• by  • 20 November 2003 • Non classé

    Emmanuel Guibert dessine le témoignage de Didier Lefèvre sur son reportage photographique en Afghanistan en 1986. Une bande dessinée forte et passionnante qui mélange dessin et photo.

    L’histoire est simple : Didier Lefèvre est un photo-reporter, parti faire un reportage en Afghanistan en juillet 1986. Il suit une équipe de Médecins sans frontières, son appareil photo en bandoulière.

    Aujourd’hui, il raconte son histoire à Emmanuel Guibert qui en fait une magnifique bande dessiné qui s’appelle, bien évidemment, Le Photographe.

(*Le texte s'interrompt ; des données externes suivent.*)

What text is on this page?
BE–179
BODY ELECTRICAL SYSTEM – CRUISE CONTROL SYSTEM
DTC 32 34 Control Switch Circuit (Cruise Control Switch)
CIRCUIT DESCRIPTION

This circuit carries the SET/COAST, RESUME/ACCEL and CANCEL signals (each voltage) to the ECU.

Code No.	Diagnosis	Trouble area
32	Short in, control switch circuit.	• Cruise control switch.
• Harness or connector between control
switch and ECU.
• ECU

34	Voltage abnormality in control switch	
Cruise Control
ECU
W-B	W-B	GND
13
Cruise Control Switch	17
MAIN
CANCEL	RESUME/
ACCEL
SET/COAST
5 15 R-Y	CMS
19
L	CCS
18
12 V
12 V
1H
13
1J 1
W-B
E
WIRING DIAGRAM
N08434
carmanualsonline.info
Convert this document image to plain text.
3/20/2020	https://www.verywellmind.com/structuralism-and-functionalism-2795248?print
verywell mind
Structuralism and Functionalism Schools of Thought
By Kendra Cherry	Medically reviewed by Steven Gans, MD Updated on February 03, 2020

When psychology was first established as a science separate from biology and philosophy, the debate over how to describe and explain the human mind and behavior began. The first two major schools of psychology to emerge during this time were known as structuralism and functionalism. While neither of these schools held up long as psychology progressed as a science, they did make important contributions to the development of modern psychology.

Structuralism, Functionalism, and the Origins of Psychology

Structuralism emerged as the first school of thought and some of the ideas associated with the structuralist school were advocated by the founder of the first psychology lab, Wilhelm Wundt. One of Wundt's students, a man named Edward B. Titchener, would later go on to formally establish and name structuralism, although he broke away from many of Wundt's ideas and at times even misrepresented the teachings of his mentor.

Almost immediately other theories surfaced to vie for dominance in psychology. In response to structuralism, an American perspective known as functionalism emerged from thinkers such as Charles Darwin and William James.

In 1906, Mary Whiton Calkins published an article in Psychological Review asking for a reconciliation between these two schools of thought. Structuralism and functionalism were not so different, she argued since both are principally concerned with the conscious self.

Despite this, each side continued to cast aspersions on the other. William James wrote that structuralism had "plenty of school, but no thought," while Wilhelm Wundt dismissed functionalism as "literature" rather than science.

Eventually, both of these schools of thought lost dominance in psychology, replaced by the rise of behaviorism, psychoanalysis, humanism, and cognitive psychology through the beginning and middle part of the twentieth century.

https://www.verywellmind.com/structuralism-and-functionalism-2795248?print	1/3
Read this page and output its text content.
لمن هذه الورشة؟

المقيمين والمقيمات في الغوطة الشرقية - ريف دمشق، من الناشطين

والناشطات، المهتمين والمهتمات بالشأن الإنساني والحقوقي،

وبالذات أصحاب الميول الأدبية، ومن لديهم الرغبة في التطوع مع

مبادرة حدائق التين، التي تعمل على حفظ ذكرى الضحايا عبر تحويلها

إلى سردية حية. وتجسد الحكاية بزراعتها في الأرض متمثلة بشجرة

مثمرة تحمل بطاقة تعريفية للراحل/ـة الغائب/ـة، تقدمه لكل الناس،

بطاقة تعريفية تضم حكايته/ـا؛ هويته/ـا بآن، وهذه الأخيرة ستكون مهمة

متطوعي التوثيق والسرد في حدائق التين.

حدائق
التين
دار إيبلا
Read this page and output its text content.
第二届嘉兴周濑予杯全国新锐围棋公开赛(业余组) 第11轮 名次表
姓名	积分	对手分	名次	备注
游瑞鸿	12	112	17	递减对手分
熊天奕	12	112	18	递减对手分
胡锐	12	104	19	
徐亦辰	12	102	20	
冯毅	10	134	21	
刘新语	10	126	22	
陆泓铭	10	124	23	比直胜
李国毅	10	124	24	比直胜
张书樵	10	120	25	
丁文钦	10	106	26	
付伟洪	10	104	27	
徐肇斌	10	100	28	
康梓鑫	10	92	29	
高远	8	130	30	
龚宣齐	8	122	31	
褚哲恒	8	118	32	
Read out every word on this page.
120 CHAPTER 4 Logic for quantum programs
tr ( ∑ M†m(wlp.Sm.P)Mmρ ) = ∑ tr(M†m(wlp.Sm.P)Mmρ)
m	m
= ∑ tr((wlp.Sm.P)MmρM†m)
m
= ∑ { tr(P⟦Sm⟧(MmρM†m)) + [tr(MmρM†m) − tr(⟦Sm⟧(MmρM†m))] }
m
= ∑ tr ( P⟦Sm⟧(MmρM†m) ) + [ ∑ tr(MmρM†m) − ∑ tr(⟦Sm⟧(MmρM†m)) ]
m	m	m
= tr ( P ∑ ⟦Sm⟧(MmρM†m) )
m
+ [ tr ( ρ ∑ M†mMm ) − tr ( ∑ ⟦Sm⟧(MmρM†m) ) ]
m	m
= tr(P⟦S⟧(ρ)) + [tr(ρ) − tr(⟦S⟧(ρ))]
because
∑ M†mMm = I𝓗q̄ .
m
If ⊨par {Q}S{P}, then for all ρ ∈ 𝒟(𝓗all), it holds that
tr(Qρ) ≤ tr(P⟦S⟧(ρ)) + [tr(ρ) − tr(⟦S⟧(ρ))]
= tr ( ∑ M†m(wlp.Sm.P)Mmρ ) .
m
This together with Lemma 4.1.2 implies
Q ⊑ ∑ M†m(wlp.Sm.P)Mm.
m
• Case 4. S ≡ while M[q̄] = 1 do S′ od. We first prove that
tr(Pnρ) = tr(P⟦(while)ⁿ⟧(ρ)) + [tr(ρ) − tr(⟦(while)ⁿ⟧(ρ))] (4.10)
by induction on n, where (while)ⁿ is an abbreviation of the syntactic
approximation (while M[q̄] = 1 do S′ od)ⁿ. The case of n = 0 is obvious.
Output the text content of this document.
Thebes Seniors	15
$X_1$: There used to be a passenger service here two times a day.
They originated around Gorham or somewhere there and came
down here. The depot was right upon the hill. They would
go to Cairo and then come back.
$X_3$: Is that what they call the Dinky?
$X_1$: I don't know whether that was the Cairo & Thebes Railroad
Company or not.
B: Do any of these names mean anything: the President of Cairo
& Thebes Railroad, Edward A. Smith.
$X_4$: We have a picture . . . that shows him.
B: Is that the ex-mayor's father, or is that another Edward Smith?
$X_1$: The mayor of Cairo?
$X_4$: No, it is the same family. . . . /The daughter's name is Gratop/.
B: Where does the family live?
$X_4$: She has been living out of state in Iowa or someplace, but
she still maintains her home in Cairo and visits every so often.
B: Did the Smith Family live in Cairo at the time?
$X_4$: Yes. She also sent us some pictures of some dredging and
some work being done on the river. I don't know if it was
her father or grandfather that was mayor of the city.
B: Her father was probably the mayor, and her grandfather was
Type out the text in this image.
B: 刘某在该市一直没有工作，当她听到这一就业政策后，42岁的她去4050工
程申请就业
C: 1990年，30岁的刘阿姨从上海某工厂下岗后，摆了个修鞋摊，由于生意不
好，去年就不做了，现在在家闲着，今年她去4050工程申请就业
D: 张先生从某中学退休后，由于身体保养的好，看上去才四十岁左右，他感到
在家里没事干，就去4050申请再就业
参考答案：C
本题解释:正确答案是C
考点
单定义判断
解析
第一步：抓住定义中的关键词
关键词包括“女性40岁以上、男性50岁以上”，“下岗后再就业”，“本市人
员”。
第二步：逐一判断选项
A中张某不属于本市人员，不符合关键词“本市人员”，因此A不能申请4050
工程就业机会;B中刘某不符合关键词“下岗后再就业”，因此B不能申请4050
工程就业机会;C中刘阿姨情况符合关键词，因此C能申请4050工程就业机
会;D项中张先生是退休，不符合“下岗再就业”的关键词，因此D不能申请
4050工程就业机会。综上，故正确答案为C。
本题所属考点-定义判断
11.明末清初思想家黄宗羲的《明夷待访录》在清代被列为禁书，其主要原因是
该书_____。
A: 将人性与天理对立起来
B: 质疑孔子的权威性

Lefèvre en est le narrateur et c’est à travers ses yeux que l’on suit le périple de ces médecins qui traversent une partie du pays en guerre pour soigner sa population. Au delà du témoignage, c’est la prouesse narrative qu’il convient d’aborde de célébrer. En effet, les auteurs parviennent à mélanger photos et dessins avec talent. Guibert joue avec les clichés de son ami et les immisce au milieu de l’intrigue. L’intrication entre les deux modes graphiques est très bien réalisée et permet des effets assez saisissants. Pas besoin pour le dessinateur de représenter ce que voit le photographe, il peut donc se consacrer à ce que son ami n’a pas pu imprimer sur sa pellicule. Ainsi, l’alternance, comme sur la page 6 est fluide, presque naturelle et ce, malgré la différence de supports. On voit même Lefèvre en photo lorsqu’on le « fusille » (l’expression est de lui) pour lui faire une blague. Seule différence entre les deux supports : les clichés ne sont pas couverts par du texte comme peut l’être une case « normale ».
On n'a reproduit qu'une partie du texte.